Texas has sued Roblox, the sprawling gaming and creation platform that claims to have 150 million users each month, accusing it of endangering minors and failing to act on complaints about grooming and sexual exploitation. The office of the attorney general accuses Roblox of having become “a breeding ground for predators” and says the company failed to comply with state and federal online safety laws, prioritizing profits over protections for children.
The platform this suit is targeting has an outsized youth presence. Roblox reportedly has more than 150 million monthly users, and Texas cites internal estimates that around 40% of them are under 13. State lawyers say those demographics and add-ins like user-generated content and social features create high-risk environments in which children are exposed to sexually explicit material, exploitation and grooming.
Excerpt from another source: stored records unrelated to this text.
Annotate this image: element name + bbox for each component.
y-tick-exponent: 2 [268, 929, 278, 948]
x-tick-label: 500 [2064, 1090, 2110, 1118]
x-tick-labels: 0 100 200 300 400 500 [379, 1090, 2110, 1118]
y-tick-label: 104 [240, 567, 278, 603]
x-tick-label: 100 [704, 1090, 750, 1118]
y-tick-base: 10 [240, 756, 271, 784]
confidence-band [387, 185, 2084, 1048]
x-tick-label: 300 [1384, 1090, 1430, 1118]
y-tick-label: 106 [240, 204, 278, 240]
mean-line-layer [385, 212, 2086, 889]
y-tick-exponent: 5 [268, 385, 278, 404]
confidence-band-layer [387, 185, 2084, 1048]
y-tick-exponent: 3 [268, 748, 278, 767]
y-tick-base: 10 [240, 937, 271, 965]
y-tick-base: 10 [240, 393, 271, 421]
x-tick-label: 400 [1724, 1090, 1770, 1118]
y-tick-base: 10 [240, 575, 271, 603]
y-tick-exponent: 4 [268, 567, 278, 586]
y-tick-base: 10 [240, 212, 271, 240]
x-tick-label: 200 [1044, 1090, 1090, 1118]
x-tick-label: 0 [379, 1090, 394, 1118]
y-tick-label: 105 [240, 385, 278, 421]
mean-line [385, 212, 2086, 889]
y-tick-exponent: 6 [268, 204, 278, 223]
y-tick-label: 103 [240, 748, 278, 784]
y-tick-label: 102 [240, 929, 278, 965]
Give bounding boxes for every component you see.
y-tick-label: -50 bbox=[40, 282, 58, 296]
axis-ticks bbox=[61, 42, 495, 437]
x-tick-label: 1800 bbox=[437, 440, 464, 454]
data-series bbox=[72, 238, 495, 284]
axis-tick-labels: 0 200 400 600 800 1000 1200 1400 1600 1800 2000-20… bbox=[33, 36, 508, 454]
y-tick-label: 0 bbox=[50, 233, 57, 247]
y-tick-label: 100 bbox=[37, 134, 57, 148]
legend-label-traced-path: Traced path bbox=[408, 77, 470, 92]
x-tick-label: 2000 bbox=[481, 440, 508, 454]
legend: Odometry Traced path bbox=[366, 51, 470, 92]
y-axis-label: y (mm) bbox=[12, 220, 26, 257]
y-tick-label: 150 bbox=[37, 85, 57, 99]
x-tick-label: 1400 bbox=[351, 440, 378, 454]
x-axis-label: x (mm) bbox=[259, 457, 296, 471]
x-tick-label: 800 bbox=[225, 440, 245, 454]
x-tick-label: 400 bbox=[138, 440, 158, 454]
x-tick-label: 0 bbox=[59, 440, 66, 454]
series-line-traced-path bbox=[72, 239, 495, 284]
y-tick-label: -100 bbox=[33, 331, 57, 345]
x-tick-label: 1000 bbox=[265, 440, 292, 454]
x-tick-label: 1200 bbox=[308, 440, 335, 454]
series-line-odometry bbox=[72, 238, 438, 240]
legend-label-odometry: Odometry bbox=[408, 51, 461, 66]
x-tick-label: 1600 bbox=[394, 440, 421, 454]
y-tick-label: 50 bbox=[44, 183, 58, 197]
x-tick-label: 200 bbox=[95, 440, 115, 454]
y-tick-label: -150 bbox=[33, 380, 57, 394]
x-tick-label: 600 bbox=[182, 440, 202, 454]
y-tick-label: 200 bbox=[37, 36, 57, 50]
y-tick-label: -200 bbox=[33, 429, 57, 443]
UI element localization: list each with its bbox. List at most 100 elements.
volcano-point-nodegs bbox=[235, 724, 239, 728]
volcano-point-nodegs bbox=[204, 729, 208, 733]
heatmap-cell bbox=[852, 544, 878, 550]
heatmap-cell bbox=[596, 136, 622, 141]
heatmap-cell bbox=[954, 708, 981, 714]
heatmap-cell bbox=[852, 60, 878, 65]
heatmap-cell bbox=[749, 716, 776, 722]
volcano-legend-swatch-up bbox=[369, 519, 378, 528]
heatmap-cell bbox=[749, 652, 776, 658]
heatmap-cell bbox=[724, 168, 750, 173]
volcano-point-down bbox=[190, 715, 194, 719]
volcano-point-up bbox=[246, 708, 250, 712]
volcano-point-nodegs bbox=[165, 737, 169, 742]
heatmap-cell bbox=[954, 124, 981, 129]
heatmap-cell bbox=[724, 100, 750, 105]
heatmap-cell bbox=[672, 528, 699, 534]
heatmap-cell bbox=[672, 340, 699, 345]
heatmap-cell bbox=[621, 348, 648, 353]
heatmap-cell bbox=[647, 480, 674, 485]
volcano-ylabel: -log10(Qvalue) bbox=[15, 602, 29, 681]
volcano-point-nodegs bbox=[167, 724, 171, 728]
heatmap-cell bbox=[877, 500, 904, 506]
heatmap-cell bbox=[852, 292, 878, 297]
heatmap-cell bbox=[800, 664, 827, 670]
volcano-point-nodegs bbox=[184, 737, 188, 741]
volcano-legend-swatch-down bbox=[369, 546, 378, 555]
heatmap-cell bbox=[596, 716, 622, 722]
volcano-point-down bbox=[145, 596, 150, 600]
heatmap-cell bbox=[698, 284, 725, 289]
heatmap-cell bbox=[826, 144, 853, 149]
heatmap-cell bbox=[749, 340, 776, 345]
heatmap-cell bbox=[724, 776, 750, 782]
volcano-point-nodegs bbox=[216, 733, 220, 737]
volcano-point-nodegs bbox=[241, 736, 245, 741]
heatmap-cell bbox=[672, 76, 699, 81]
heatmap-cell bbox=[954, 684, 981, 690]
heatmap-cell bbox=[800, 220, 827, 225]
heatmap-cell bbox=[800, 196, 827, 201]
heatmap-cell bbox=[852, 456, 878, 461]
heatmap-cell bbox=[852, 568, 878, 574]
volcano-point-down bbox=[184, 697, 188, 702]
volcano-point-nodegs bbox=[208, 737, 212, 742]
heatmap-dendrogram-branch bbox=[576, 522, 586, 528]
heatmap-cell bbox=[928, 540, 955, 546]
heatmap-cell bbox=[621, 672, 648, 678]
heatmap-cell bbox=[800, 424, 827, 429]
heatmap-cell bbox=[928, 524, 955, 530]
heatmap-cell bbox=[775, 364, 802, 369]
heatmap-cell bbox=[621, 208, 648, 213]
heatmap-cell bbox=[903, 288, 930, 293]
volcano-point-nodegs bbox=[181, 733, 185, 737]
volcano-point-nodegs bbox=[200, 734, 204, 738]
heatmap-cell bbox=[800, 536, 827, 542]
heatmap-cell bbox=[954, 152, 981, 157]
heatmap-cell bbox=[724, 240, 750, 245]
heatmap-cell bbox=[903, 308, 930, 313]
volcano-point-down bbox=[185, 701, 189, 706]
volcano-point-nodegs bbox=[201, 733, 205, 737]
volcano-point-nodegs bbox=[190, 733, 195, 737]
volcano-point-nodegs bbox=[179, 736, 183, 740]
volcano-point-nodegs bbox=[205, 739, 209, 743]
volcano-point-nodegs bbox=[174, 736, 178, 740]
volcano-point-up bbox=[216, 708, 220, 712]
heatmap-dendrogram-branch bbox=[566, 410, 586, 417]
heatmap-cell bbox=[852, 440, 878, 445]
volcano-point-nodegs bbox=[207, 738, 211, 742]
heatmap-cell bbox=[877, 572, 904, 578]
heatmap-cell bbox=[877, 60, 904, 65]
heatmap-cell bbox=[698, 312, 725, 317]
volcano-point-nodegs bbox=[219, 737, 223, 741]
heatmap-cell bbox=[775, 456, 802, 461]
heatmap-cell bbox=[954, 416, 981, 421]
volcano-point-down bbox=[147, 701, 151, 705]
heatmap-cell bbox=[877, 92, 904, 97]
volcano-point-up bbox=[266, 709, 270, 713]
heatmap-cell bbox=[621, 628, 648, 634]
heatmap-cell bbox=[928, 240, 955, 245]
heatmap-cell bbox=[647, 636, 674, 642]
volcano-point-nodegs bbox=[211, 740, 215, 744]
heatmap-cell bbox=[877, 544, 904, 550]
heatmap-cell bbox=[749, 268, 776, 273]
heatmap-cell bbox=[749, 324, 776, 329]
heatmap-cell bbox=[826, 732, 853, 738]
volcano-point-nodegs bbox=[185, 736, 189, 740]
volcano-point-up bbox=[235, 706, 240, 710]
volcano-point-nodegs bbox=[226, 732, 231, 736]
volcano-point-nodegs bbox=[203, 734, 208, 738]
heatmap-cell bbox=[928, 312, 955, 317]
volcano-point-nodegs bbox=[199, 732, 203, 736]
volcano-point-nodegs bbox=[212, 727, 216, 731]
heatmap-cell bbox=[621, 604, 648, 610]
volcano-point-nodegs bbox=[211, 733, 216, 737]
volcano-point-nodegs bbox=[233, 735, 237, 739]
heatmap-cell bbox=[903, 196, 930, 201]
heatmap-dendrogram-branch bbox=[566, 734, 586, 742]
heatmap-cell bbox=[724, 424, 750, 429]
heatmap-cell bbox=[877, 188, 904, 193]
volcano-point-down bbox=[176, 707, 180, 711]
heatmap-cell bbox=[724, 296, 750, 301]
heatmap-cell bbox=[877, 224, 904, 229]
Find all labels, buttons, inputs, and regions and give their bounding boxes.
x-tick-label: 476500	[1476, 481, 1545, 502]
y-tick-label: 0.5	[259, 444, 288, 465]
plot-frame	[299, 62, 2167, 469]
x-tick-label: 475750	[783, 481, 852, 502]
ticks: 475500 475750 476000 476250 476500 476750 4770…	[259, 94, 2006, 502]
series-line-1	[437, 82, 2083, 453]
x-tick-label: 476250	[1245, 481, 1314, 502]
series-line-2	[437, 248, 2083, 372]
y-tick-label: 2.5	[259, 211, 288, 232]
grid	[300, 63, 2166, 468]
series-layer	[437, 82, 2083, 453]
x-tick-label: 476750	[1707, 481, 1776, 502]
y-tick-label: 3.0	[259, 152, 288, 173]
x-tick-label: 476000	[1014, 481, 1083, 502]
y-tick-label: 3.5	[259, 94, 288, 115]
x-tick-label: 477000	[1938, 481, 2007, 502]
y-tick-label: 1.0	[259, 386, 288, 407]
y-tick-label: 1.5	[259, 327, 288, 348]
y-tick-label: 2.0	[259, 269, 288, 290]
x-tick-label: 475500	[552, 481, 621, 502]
What Texas Alleges About Roblox and Child Safety Failures
Roblox “flagrantly” ignored online safety duties, which meant harmful content and interactions were allowed to remain, the court papers alleged. The state attorney general’s office has described the company’s choices as benefiting “pixel pedophiles and corporate profit over the safety of Texas children.” Texas is asking for penalties and court-ordered safeguards that could strengthen age verification, limit harmful site features and boost enforcement.
The suit comes after similar suits filed by Louisiana and Kentucky this year, as part of an expanding effort at the state level to hold social and gaming platforms responsible for harms to children. Advocacy groups have escalated the pressure: A 2024 report from the National Center on Sexual Exploitation called Roblox “a tool for sexual predators” and pushed for more robust parental controls, stricter chat rules and stronger age gating.
Roblox Pushes Back Against Texas Allegations in Lawsuit
Roblox denies the allegations and says they are sensationalized and inaccurate. The company contends its policies are “deliberately stricter” than those of many platforms and that it spends heavily on safety-by-design mechanisms, moderation and detection tools. It also contends that the issues cited by Texas are being experienced across the industry and must be addressed in cooperation with regulators and experts, not in court.
Roblox has since introduced more safety measures in the past year. It added age verification — using the identity provider Persona — to unlock some communication features only for users who are able to demonstrate that they’re 13 or older. In late 2024, Roblox banned users under the age of 13 from using “Hangouts,” a type of social space such as clubs and islands that was considered high-risk. It has also discouraged vigilante operations on its service, removing users who try to mount sting-style entrapments that would threaten investigations and user safety.
Real-World Cases Fuel Scrutiny of Roblox Safety Risks
Roblox’s risks have come into greater focus in recent weeks, including after news organizations reported on law enforcement data. Bloomberg published at least 24 arrests in 2024 of people accused of abusing children they met on Roblox. Other reporting recorded exactly six other arrests connected to the platform thus far in 2025. The cases, though a tiny portion of overall activity on Roblox, are the most recent examples of the stakes when bad actors seek to abuse online communities geared toward youth.

Safety researchers say grooming often begins with innocuous contact before transferring to private channels or apps on another platform, a fact that can make such abuse hard to prevent and identify even by well-resourced teams. The complexity has forced platforms to layer moderation tools — text filtering, behavior analysis, user reporting — while cutting features where risk exceeds engagement rewards.
A Wider Battle Over Kids’ Online Safety in the U.S.
Texas has expanded its focus beyond Roblox. The state filed a lawsuit earlier this year against TikTok, accusing the app of promoting mature content and exposing minors to explicit content despite being promoted as appropriate for youth. Nationwide, regulators say an increase in reports of the online exploitation of children is evidence that platforms must take more action: In 2023, the National Center for Missing & Exploited Children received over 36 million CyberTipline reports, a new high driven by a volume of user-generated content.
Legal observers say that states increasingly are framing claims around product design and marketing decisions, rather than simply the content of an individual post — an approach designed to force companies to address their safety architectures without slamming headlong into the broad federal liability shield for third-party content. The Texas case could be a test of how far states can go to set standards for platforms aimed at young people and what companies must do to prove the effectiveness of their protections.
What Comes Next in the Texas v. Roblox Safety Case
The court will decide whether Texas can show “systemwide failures and practices” in Roblox’s safety efforts, and whether remedies should include new protections. Any discovery process could shine a light on Roblox’s moderation workflows, age verification performance and risk modeling, potentially creating a template for how other platforms are required to document child-safety outcomes.
For the time being, the distance between state accusations and Roblox’s rebuttal underscores the central question every youth platform confronts: Is it possible in real time to police identity checks, feature limits and sit-down penalties against user growth and ever more sophisticated tactics by abusers? The response will not only determine the outcome in this case, but establish a standard for judging all child-centered online ecosystems.